Sono moltissimi i libri che si occupano dell'argomento e tra quelli da me conosciuti e ritenuti molto concentrati e con una buona, esaustiva e chiara argomentazione sono "La montagna incantata" di Thomas Mann e "Alla ricerca del tempo perduto" di Marcel Proust. Li nomino perché scrivere sul Tempo non è facile, non è facile dare una forma chiara e comprensibile ad un argomento così misterioso e complesso e nello stesso tempo offrirci anche una piacevole lettura poetica e filosofica, e per me i due libri sopramenzionati ci sono riusciti. "Tempo curvo a Krems" un po' meno, fortunatamente è un libro breve, 88 pagine di lettura perciò nonostante la difficoltà, la sua brevità lo alleggerisce e lo rende abbastanza accessibile ai lettori in generale e non solo a quelli interessati particolarmente sull'argomento.
Nonostante sia una raccolta di cinque racconti, è molto compatto per via del filo comune che li unisce: il Tempo visto da chi ne ha fatto di strada attraverso di esso "prendendosi sempre più anni e cose sulle spalle, come un attaccapanni sempre più carico". Ognuno dei cinque personaggi dei racconti si trovano ad un dato momento nel tramonto della loro vita a indagare sulla strada percorsa fin lì e su come sono ora, su come erano, cosa li ha trasformati e il Tempo rappresenta l'elemento fondamentale. Ognuno di essi da una prospettiva diversa, c'è chi si sente leggero "si toglieva dalle tasche le pietre raccolte in tanti anni" perché "adesso il mondo era un cane che non poteva più morderlo ma si metteva a correre e a giocare con lui" e c'è invece chi è pieno di rimpianti e tristezza. Sono racconti intensi, che in poche pagine e in un battito di ciglia offre al lettore una fotografia istantanea del vissuto di ogni personaggio, vissuto che è fondamentale poi sulle riflessioni fatte sul Tempo. Chi è arrivato sereno al tramonto è anche colui cha ha vissuto una vita bella, circondato da agi e fatto tutto a suo tempo e nei migliore dei modi, ottenuto grandi risultati con pochi sforzi e un pizzico di furbizia nel "saper fare". Chi invece è arrivato amareggiato è anche colui che ha vissuto gli orrori della guerra e dello sterminio degli ebrei. E c'è anche uno scrittore, con un vissuto culturale e quindi la sua riflessione non può che essere la più scientifica e filosofica per così dire, anzi forse prevale più il lato scientifico cercando di esporre la teoria della curvatura spazio-tempo nel racconto "Tempo curvo a Krems", che da anche il titolo alla raccolta. Questo è il racconto che mi è piaciuto meno, nonostante la situazione descritta sia bizzarra e comica allo stesso tempo sono molto impegnative le riflessioni che fa e la descrizione quasi accademica della teoria menzionata poco fa toglie molto dal piacere della lettura e si fa fatica a comprenderlo e qui mi riallaccio al discorso di prima sui libri di Mann e Proust che nonostante siano impegnativi sono riusciti a modellare in modo armonioso e comprensibile la prosa mentre quella di Magris a tratti risulta essere spigolosa, impenetrabile e questo toglie molto dalla piacevolezza della lettura. Il mio racconto preferito invece è il primo, "Il custode".

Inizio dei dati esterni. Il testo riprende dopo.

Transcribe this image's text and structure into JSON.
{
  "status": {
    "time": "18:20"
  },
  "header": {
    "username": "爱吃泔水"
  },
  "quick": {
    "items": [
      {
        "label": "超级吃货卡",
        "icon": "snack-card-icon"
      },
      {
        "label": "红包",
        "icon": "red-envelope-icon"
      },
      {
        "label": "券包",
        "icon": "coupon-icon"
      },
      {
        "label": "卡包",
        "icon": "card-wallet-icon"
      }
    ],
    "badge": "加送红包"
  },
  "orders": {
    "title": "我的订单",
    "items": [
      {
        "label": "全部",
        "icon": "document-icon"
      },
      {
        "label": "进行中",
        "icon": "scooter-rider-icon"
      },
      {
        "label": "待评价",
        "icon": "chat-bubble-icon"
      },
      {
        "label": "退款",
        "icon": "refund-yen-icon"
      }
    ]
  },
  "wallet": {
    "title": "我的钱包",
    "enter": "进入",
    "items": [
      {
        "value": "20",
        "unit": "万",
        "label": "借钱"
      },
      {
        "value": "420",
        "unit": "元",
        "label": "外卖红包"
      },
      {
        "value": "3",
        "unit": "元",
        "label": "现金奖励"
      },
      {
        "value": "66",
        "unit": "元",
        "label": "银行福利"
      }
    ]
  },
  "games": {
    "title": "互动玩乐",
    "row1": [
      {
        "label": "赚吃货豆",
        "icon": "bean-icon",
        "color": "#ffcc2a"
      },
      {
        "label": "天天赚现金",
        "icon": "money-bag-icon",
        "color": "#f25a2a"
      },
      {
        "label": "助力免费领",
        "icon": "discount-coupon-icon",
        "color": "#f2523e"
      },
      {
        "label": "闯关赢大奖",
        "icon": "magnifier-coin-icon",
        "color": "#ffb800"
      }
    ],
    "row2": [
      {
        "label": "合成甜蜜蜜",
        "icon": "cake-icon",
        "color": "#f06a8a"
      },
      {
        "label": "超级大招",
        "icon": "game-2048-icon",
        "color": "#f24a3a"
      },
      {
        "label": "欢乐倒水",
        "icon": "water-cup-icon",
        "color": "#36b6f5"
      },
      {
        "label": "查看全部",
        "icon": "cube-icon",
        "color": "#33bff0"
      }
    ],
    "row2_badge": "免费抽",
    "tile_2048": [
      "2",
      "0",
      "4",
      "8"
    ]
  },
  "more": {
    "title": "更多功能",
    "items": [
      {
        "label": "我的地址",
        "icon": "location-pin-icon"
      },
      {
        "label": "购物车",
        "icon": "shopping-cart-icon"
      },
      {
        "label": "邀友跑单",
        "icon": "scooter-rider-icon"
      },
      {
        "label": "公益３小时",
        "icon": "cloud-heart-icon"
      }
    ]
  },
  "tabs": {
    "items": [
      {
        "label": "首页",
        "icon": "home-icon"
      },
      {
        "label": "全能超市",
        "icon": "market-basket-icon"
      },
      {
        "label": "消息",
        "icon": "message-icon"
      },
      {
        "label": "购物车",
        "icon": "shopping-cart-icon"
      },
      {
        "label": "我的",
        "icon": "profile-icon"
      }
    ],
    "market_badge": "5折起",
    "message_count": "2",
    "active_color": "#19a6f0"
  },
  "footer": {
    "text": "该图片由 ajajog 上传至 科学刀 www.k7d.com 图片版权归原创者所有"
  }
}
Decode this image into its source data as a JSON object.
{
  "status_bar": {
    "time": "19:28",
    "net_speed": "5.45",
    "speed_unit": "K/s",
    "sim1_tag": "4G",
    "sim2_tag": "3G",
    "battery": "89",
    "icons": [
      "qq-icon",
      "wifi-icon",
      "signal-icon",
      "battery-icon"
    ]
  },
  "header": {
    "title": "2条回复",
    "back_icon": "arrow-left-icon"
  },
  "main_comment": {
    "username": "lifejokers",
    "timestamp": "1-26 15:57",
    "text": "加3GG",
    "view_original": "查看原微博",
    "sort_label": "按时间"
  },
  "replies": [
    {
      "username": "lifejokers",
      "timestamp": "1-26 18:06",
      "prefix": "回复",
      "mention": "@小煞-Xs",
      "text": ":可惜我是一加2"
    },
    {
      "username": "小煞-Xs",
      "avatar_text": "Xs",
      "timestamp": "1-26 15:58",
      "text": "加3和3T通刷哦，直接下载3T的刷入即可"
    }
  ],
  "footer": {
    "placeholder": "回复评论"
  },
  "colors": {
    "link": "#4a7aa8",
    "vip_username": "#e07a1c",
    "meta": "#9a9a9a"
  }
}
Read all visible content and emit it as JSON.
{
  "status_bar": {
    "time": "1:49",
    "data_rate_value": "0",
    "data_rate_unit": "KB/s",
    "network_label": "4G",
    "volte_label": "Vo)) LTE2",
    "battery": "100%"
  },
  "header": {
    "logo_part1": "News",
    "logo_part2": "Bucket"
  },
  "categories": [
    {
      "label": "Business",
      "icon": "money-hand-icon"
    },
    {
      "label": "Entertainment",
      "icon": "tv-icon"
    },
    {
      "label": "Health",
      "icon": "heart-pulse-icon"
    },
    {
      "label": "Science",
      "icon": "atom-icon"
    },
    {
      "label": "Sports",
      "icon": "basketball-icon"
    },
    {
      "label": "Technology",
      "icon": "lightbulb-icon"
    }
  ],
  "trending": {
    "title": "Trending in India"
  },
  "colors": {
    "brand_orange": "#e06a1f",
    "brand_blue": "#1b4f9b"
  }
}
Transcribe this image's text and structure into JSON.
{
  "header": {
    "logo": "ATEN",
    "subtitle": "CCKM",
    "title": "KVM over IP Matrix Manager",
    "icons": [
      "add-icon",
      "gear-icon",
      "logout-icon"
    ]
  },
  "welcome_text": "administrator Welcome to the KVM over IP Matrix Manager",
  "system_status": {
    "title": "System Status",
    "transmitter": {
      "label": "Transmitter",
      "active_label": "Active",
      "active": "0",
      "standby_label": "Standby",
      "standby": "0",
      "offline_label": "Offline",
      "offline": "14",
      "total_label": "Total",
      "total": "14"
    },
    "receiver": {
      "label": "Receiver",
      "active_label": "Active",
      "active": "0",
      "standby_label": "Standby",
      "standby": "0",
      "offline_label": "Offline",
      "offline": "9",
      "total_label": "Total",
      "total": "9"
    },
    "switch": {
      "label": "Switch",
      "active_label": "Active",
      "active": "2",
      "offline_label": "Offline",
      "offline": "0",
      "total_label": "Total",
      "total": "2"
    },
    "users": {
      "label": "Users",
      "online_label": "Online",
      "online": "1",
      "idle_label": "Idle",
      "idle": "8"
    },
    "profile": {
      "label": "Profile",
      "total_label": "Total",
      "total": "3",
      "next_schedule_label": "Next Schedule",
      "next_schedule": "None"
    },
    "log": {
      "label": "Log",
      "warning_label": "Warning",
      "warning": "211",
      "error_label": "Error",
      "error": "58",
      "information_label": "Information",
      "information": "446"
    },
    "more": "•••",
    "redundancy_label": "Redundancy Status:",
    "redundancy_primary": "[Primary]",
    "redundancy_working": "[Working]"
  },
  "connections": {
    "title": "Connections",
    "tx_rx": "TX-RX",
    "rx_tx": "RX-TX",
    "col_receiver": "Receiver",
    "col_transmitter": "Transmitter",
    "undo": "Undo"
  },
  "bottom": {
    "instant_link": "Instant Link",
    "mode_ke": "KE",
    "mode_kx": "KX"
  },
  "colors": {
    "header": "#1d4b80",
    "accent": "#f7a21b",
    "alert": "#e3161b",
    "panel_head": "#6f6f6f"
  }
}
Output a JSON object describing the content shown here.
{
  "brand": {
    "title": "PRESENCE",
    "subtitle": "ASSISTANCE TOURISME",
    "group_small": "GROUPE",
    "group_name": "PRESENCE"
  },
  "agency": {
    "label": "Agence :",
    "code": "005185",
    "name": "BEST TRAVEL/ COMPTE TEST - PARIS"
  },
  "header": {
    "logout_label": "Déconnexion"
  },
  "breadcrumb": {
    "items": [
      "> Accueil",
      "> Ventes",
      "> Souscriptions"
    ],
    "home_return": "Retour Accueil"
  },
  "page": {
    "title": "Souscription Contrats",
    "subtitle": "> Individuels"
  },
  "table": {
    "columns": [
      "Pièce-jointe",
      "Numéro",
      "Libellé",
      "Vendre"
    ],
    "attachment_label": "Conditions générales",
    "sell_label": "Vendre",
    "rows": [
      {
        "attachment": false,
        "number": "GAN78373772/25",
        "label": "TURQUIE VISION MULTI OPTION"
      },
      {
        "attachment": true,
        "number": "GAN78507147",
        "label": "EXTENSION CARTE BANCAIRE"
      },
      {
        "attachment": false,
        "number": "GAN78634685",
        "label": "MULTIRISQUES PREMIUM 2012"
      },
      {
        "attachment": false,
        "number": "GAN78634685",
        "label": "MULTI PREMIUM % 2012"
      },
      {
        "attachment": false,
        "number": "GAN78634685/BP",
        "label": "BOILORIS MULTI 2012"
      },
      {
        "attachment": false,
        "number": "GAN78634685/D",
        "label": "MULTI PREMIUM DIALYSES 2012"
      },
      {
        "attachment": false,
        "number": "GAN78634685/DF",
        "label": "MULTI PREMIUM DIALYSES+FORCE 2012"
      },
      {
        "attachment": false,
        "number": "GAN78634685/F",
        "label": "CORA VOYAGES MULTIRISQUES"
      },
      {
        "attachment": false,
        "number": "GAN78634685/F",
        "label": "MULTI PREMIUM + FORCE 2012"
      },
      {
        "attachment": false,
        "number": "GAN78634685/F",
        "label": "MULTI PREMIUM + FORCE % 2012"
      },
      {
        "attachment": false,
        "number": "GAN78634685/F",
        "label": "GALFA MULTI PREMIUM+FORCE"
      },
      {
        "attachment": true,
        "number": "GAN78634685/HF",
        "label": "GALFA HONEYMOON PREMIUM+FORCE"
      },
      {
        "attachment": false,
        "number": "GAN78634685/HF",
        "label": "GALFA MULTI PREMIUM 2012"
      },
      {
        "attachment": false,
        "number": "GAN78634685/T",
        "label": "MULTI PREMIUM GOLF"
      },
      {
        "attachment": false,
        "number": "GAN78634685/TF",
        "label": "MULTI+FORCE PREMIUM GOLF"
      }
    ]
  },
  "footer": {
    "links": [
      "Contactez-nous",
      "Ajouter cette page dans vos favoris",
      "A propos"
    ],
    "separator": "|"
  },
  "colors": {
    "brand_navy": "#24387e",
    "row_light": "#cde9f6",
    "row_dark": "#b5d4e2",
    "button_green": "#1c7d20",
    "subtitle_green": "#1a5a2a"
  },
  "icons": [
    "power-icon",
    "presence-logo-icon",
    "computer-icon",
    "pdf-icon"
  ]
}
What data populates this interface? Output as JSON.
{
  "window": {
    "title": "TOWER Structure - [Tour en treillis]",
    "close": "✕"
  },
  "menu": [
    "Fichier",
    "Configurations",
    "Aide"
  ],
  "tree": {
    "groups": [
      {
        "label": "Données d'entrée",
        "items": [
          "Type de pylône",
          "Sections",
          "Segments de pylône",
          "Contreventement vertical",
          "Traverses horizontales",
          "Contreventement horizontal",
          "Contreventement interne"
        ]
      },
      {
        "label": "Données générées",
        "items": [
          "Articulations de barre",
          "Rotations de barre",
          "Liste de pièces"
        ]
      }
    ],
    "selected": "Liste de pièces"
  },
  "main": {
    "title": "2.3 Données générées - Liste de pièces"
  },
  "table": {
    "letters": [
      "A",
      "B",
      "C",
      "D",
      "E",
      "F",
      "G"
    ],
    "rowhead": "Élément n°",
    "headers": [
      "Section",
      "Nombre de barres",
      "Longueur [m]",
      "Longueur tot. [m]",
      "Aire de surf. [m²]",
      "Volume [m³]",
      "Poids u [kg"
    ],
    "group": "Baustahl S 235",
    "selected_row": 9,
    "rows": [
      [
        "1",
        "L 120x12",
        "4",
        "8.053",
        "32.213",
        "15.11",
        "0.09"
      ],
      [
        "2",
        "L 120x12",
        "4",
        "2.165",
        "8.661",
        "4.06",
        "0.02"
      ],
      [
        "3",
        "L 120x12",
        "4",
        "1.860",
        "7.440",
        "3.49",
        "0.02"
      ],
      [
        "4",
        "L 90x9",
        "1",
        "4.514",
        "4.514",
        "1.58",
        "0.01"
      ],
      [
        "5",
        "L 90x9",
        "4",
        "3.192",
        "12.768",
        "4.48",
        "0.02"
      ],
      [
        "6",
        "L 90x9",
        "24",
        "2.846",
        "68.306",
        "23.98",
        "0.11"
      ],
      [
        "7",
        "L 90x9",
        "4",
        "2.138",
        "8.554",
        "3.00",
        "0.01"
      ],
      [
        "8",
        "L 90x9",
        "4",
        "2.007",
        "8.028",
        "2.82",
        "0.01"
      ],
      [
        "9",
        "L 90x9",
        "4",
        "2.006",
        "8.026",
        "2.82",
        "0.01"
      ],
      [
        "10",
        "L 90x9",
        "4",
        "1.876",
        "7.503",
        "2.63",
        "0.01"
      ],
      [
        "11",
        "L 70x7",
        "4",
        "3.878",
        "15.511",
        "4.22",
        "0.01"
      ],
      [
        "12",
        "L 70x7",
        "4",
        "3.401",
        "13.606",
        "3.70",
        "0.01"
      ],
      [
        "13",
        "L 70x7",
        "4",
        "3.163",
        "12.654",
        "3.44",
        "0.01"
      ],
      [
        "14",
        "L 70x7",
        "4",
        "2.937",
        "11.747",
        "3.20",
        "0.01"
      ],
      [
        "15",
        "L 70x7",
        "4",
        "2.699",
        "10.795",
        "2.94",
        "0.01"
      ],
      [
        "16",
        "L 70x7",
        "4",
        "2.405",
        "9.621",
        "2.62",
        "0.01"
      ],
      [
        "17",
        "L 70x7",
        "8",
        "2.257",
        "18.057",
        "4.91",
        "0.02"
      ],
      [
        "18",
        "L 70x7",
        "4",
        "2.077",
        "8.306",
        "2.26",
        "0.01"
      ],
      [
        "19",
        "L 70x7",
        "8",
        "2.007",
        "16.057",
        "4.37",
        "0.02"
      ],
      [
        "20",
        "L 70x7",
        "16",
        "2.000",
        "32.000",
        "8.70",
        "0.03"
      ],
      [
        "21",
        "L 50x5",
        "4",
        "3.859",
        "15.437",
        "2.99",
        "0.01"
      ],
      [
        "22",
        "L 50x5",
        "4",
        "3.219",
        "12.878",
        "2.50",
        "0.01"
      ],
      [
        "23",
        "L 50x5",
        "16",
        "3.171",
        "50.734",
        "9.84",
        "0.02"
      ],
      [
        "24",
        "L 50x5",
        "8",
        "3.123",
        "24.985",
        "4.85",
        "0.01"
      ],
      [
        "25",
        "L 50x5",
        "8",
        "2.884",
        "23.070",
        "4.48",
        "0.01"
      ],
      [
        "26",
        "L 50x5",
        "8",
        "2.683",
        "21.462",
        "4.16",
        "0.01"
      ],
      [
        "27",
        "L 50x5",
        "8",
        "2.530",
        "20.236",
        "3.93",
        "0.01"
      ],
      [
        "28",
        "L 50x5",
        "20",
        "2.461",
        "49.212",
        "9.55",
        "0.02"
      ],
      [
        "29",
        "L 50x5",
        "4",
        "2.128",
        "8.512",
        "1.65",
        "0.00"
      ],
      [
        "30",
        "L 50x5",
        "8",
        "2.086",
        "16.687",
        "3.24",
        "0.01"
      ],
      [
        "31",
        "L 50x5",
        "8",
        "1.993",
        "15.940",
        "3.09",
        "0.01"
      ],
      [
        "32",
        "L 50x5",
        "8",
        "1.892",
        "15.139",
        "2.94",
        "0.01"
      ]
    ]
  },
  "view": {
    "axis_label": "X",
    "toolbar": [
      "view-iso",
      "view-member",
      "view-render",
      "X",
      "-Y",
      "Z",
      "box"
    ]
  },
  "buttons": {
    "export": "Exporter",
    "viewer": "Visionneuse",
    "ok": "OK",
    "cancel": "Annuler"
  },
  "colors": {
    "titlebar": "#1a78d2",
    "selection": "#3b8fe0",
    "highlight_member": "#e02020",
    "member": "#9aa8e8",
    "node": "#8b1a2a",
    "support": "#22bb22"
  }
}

Difficoltà a parte, che comunque gli fa onore, i racconti sono scritti con una prosa forbita, poetica e colta, che profuma di classico e quindi di eleganza, bellezza e forse immortalità.
"Sempre mentitore, perché mette in ordine ciò che non ha e non può - non deve?- avere ordine: gli anni, i minuti, le storie, le gocce di pioggia, il frangersi di un'onda, la pelle liscia e la pelle vizza."